Introduction

entry

Single Cell Toolkit (SCTK) provides Rshiny graphical user interface (UI) to perform quality control for the single-cell data that users have imported. User can open the SCTK Rshiny GUI by running singleCellTK() in Rstudio console. Users can navigate to quality control page through the tab that is highlighted in the screenshot above.

Here SCTK provides generic QC metrics, as well as contamination estimation by decontX and SoupX, and doublet detection algorithms including scDblFinder, cxds, bcds, cxds_bcds_hybrid, doubletFinder, and scrublet. Note that “scrublet” is Python based. Users should have it configured before trying to apply it. User can refer to Install Python Dependencies section in the Installation page.

Import dataset

SCTK supports the importing of single-cell data from the following platforms: 10X CellRanger, STARSolo, BUSTools, SEQC, DropEST, Alevin, as well as dataset already stored in SingleCellExperiment object and AnnData object. To load your own input data to SCTK UI, please refer Importing Single-Cell Datasets under Interactive Analysis section in Import data into SCTK page for detailed instruction.

Select which algorithms to run

Users must check all algorithms which they would like to run at once. Rerunning the QC procedure will overwrite previous QC results. The parameters for the corresponding algorithms will show up as users check it. Users may adjust the parameters as needed. Detailed explanation for each parameter can be accessed via the “Help” button in the parameter region of each algorithm, as shown below.

check algorithms

Other settings before running

After checking off all the desired QC algorithms, users should also go through other settings including:
- Select assay: Choose the expression matrix that is used for quality control analysis. User needs to select the assay which stores the raw cell count matrix (unnormalized and unscaled).
- Select variable containing sample labels: QC steps will be performed for each sample separately. User needs to select the cell level annotation that labels the sample source of each cell.

general

A UMAP embedding will be calculated in the end when running SCTK QC workflow. It will be used across all QC algorithms for visualization of any scores or clusters. The parameters are already described in the UI. For more information, please refer to getUMAP() umap

Having everything checked and ready, users can then press “Run” to start the procedure.

Plot the results

Once the QC analysis is finished, plots visualizing the QC metrics from each algorithm will automatically appear to the right of the QC algorithms’ panel in a tab set manner.

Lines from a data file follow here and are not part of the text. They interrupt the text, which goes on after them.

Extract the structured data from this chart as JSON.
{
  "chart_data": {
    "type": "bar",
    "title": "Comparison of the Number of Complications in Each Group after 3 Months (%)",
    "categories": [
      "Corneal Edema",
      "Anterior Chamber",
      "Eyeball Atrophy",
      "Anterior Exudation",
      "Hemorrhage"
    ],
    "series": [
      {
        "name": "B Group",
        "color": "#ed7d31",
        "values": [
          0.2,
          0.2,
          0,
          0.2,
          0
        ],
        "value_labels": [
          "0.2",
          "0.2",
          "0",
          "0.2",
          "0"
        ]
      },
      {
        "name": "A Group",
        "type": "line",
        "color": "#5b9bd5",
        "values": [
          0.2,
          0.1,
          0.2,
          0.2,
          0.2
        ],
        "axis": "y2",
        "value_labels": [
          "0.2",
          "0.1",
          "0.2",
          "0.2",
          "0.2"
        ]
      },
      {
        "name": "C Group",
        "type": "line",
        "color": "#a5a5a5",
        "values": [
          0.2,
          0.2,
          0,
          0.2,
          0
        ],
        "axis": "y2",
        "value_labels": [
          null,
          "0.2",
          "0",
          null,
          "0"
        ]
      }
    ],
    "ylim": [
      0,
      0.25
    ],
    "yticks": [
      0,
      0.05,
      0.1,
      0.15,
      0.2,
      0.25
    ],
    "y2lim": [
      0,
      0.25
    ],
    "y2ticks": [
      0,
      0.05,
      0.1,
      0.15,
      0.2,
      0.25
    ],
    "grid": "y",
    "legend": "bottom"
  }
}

The QC metrics are generated sample wise. For example, in the “counts per cell” violin plot below, the results for sample “pbmc3k” and “pbmc4k” are plotted separately.

result1

The visualization of certain algorithms (i.e density plot, UMAP plot) will be displayed in sub-tabs for each sample, if multiple sample are presented in users dataset and user specify correct sample labels when run QC step. The figure below demonstrates the visualization of doublet detection for “pbmc3k” and “pbmc4k” sample.

result2

Filtering poor quality data

Once the QC analysis is finished, user can filter poor quality cells based on different QC metrics. The filtering step can be performed using UI. Please refer Interactive Analysis section in the Filtering page for more details.